What Antonio McDyess’ retirement means for San Antonio
I’ll keep this short. Jeff McDonald is reporting that Antonio McDyess is officially calling it a day.
The Spurs save 2.6 million on the non-guaranteed portion of McDyess’ contract. Unfortunately, other than the inherent benefit of saving 2.6 million, this doesn’t help the Spurs’ cap situation. The Spurs are still tax payers. Their payroll is approximately 73 million, assuming San Antonio keeps Steve Novak.
There are three takeaways from this news.

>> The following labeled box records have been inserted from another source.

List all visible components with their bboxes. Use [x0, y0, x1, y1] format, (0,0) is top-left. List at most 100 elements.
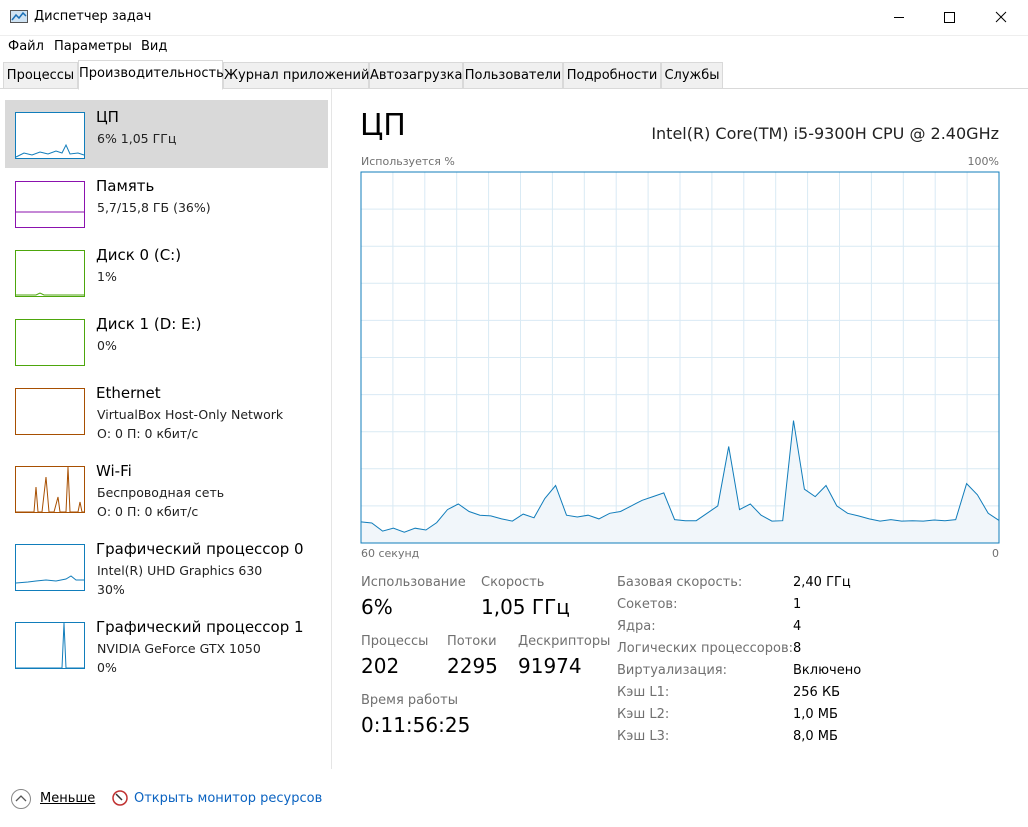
less-button[interactable]: Меньше: [40, 791, 96, 806]
thumbnail-trace: [15, 143, 85, 158]
footer: Меньше Открыть монитор ресурсов: [0, 770, 1028, 827]
thumbnail: [15, 544, 85, 591]
cpu-name: Intel(R) Core(TM) i5-9300H CPU @ 2.40GHz: [651, 124, 999, 143]
resource-monitor-link[interactable]: Открыть монитор ресурсов: [134, 791, 323, 806]
thumbnail: [15, 319, 85, 366]
cpu-usage-line: [360, 420, 1000, 533]
detail-label: Логических процессоров:: [617, 641, 794, 656]
tab[interactable]: Службы: [661, 62, 723, 89]
graph-frame: [360, 171, 1000, 544]
thumbnail-trace: [16, 466, 84, 513]
sidebar-item-detail: 5,7/15,8 ГБ (36%): [97, 200, 211, 215]
detail-value: 8: [793, 641, 802, 656]
thumbnail: [15, 622, 85, 669]
menu-bar: Файл Параметры Вид: [0, 36, 1028, 58]
main-title: ЦП: [360, 108, 406, 143]
sidebar-item-detail: VirtualBox Host-Only Network: [97, 407, 284, 422]
thumbnail-frame: [15, 388, 85, 435]
stat-value: 2295: [447, 654, 498, 678]
stat-label: Дескрипторы: [518, 634, 611, 649]
sidebar-item-name[interactable]: Wi-Fi: [96, 462, 132, 480]
sidebar-item-name[interactable]: ЦП: [96, 108, 119, 126]
stat-label: Процессы: [361, 634, 429, 649]
thumbnail: [15, 112, 85, 159]
tab[interactable]: Процессы: [3, 62, 78, 89]
stat-value: 0:11:56:25: [361, 713, 471, 737]
monitor-icon: [112, 790, 128, 806]
stat-value: 6%: [361, 595, 393, 619]
stat-label: Время работы: [361, 693, 458, 708]
stat-value: 202: [361, 654, 400, 678]
detail-value: 1,0 МБ: [793, 707, 838, 722]
stat-value: 1,05 ГГц: [481, 595, 570, 619]
sidebar-item-name[interactable]: Графический процессор 1: [96, 618, 304, 636]
sidebar: ЦП 6% 1,05 ГГц Память 5,7/15,8 ГБ (36%) Диск…: [0, 89, 332, 769]
stat-label: Использование: [361, 575, 466, 590]
graph-x-left-label: 60 секунд: [361, 547, 420, 560]
sidebar-item-detail: NVIDIA GeForce GTX 1050: [97, 641, 261, 656]
detail-label: Кэш L1:: [617, 685, 670, 700]
graph-y-max-label: 100%: [967, 155, 999, 168]
thumbnail-frame: [15, 250, 85, 297]
cpu-usage-area: [361, 420, 999, 543]
stat-value: 91974: [518, 654, 582, 678]
detail-value: 2,40 ГГц: [793, 575, 851, 590]
menu-item[interactable]: Файл: [8, 39, 44, 54]
sidebar-item-detail: 1%: [97, 269, 117, 284]
thumbnail: [15, 466, 85, 513]
thumbnail-trace: [16, 622, 84, 669]
less-icon[interactable]: [10, 788, 32, 810]
thumbnail-frame: [15, 112, 85, 159]
detail-value: 8,0 МБ: [793, 729, 838, 744]
thumbnail: [15, 388, 85, 435]
thumbnail: [15, 181, 85, 228]
menu-item[interactable]: Вид: [141, 39, 168, 54]
thumbnail-frame: [15, 181, 85, 228]
sidebar-item-detail: О: 0 П: 0 кбит/с: [97, 426, 199, 441]
thumbnail: [15, 250, 85, 297]
sidebar-item-detail: 0%: [97, 660, 117, 675]
thumbnail-frame: [15, 466, 85, 513]
graph-y-label: Используется %: [361, 155, 455, 168]
menu-item[interactable]: Параметры: [54, 39, 132, 54]
detail-label: Виртуализация:: [617, 663, 727, 678]
window-title: Диспетчер задач: [34, 9, 152, 24]
window-controls[interactable]: [880, 0, 1028, 35]
detail-label: Кэш L2:: [617, 707, 670, 722]
sidebar-item-detail: О: 0 П: 0 кбит/с: [97, 504, 199, 519]
detail-value: 4: [793, 619, 802, 634]
thumbnail-trace: [16, 292, 84, 296]
thumbnail-frame: [15, 319, 85, 366]
title-bar: Диспетчер задач: [0, 0, 1028, 36]
detail-label: Кэш L3:: [617, 729, 670, 744]
detail-label: Базовая скорость:: [617, 575, 743, 590]
sidebar-item-detail: 0%: [97, 338, 117, 353]
thumbnail-frame: [15, 544, 85, 591]
sidebar-item-name[interactable]: Графический процессор 0: [96, 540, 304, 558]
sidebar-item-name[interactable]: Диск 0 (C:): [96, 246, 182, 264]
tab[interactable]: Производительность: [78, 60, 224, 90]
thumbnail-trace: [15, 575, 84, 584]
stat-label: Потоки: [447, 634, 497, 649]
sidebar-item-name[interactable]: Диск 1 (D: E:): [96, 315, 202, 333]
detail-label: Сокетов:: [617, 597, 678, 612]
tab[interactable]: Автозагрузка: [369, 62, 463, 89]
detail-value: 256 КБ: [793, 685, 841, 700]
sidebar-item-name[interactable]: Память: [96, 177, 155, 195]
cpu-graph: [360, 171, 1000, 544]
tab-bar: Процессы Производительность Журнал приложе…: [0, 60, 1028, 90]
app-icon: [10, 10, 28, 23]
tab[interactable]: Подробности: [563, 62, 661, 89]
detail-value: Включено: [793, 663, 862, 678]
tab[interactable]: Журнал приложений: [223, 62, 369, 89]
thumbnail-frame: [15, 622, 85, 669]
sidebar-item-detail: 6% 1,05 ГГц: [97, 131, 177, 146]
detail-label: Ядра:: [617, 619, 656, 634]
graph-x-right-label: 0: [992, 547, 999, 560]
sidebar-item-detail: 30%: [97, 582, 125, 597]
stat-label: Скорость: [481, 575, 545, 590]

First, the Spurs just lost their most attractive trade piece. McDyess’ contract, only 50% guaranteed and expiring, could have delivered cap relief to another team in a trade package. Obviously, the Spurs are still capable of trading anyone on their roster, it’s just that McDyess was an attractive, expendable piece.
Second, the Spurs currently feature a 4-man deep front court rotation of Tim Duncan, Matt Bonner, DeJuan Blair, and Tiago Splitter one week prior to the start of the season—a thin rotation during a typical NBA season and even more worrisome during this lockout-shortened campaign. (I’m not counting Steve Novak as a big.)
Third, apart from a trade scenario, the Spurs will have to improve their roster through minimum contracts and the tax payer’s MLE, a three million dollar exception.
Thanks to @filipefurtado for adjusting the Spurs’ cap numbers for me.